The sad thing is, that this kind of writing, whilst completely understandable and completely thoughtless at such an early age, and by someone who is as career focused as this lady appears to be, does working families such a huge disservice around the world as it only piles on the negativity that working families are striving to move away from.  It also places us back in stereotypical roles – The mother should be at home with her children so a child meets full western expectations as to how a child should be, and the father should work.  But no child is perfect and the writer will learn this soon enough.

It is great that this young reporter is forging ahead with her career and for women everywhere who have the determination to succeed, I wish her the best of luck with that, but by adding to the guilt and needless embarrassment of other mothers who have made it, she is setting us back.  Who is to say that VB is not sat somewhere reading that and comments ‘blaming’ (and I use that term lightly as I don’t believe there is any blame to attribute here), herself and her working for the negative reactions as I doubt highly she can be with her daughter every hour of the day to break the cycle.  Sadly, everyone somewhere will have something to say and it tends to be only the bad comments that you will hear.

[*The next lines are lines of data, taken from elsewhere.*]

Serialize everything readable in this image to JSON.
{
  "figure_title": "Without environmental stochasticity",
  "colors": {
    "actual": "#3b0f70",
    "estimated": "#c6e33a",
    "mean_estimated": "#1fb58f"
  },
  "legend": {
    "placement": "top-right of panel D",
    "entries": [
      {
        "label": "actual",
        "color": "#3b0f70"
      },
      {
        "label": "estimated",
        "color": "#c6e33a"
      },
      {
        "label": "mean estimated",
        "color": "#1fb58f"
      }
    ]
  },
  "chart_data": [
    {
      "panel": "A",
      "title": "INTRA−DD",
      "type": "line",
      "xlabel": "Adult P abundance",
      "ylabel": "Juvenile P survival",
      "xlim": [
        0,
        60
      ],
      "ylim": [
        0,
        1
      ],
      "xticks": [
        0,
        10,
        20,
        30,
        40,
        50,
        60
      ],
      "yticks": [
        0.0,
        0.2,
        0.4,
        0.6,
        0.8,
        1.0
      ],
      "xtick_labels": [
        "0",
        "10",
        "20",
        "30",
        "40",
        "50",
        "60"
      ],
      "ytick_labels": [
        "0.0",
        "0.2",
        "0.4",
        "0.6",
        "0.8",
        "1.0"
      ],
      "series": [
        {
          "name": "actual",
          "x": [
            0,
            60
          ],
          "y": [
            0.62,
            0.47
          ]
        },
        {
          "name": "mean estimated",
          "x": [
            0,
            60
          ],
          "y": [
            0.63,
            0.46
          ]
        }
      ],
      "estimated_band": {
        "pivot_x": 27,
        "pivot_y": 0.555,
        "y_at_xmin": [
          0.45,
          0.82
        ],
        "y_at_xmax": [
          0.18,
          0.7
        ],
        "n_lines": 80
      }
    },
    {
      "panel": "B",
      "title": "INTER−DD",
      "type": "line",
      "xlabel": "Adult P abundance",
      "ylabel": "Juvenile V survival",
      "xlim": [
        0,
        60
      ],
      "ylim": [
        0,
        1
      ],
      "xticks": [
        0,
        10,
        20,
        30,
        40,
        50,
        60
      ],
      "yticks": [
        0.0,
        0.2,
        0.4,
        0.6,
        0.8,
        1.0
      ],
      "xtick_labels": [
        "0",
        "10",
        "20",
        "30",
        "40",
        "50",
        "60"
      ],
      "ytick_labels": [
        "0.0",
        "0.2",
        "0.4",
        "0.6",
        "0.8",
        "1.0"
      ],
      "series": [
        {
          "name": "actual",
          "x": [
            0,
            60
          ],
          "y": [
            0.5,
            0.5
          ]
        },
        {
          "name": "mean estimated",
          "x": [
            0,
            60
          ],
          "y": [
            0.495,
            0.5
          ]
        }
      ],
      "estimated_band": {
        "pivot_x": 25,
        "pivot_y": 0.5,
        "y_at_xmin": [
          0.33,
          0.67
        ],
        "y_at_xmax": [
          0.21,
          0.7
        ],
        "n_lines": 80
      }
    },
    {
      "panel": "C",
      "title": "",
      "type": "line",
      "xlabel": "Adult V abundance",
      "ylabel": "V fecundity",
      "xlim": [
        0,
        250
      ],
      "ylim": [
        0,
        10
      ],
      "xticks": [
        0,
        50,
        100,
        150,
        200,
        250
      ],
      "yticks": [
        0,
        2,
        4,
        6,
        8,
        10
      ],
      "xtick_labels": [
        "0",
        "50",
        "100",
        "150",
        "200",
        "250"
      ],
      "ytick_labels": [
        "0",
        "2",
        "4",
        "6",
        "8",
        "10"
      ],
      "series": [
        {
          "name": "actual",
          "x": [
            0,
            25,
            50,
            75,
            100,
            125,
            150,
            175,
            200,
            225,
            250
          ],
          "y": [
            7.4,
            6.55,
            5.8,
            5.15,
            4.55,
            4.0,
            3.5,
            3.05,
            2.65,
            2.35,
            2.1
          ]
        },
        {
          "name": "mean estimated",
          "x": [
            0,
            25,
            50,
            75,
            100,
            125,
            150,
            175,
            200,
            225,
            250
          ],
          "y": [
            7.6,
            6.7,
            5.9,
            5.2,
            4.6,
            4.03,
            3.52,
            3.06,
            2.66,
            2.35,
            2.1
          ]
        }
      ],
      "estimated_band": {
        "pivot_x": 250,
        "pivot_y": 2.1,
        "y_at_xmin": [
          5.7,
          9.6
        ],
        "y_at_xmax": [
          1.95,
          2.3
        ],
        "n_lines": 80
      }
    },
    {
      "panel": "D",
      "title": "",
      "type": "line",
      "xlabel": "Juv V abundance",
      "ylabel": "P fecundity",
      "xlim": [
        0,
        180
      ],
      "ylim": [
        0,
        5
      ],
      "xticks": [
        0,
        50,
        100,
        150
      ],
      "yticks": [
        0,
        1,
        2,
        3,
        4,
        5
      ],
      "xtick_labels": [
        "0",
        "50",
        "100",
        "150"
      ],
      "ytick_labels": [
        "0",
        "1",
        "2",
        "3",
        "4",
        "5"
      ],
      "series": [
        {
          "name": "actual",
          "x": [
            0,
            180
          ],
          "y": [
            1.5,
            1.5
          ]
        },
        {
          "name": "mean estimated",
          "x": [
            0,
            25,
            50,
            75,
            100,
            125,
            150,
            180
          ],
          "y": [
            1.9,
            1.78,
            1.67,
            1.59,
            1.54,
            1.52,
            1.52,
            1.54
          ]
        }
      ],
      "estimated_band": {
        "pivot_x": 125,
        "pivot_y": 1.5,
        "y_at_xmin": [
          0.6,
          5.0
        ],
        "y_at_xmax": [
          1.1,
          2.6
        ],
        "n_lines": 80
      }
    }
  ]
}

If I were to have read something written like this, I would feel terrible.  Despite my putting myself out there, I still like to be liked; yet when you take someone’s children into the equation, you are quite literally stamping on them from a great height.  No doubt VB has toughened up to this sort of thing, but I would hate for any women to think that that is how they are judged.  She has built an amazing global business, investing her time and money into something that she loves doing.  She has to spend enough time away from her family without being made to feel that she isn’t doing enough in their lives.  Ultimately a happy mummy is a happy family, so why shouldn’t she be focused on something that adds another dimension to her life, as well as providing more security and a legacy for her family?

I don’t know VB so I can’t talk for her, but I do know that I can’t possibly be a stay at home mother.  I have tried.  It strained my relationship with Ian and made me resentful.  My daughter on the other hand loves to visit me at work, and will sit next to me in my home office with her laptop so she, “can work too mummy.  Just like you.”  Personally, I think this is a great mind-set for her to have.  It will enable her (I hope) to be just as driven as she grows up, but I also hope she remembers how far people have come so that women globally are able to have these choices, and not, albeit unintentionally, stab someone in the back for some clicks on a website. 

For the writer of the article, I only hope that in a few years time she won’t feel so judged when she is balancing a career and a family life.  Even worse, I hope she doesn’t get so worn down at trying to live up to her own expectations on motherhood, that she losses sight of her own dreams and aspirations, and gives up working completely.

Most of all, I just don’t understand why all parents aren’t just allowed to parent as they see fit.  Every family is different.  Every child is different.  To get through each day, you do what you have to do.  Who are we to judge if that is right or wrong?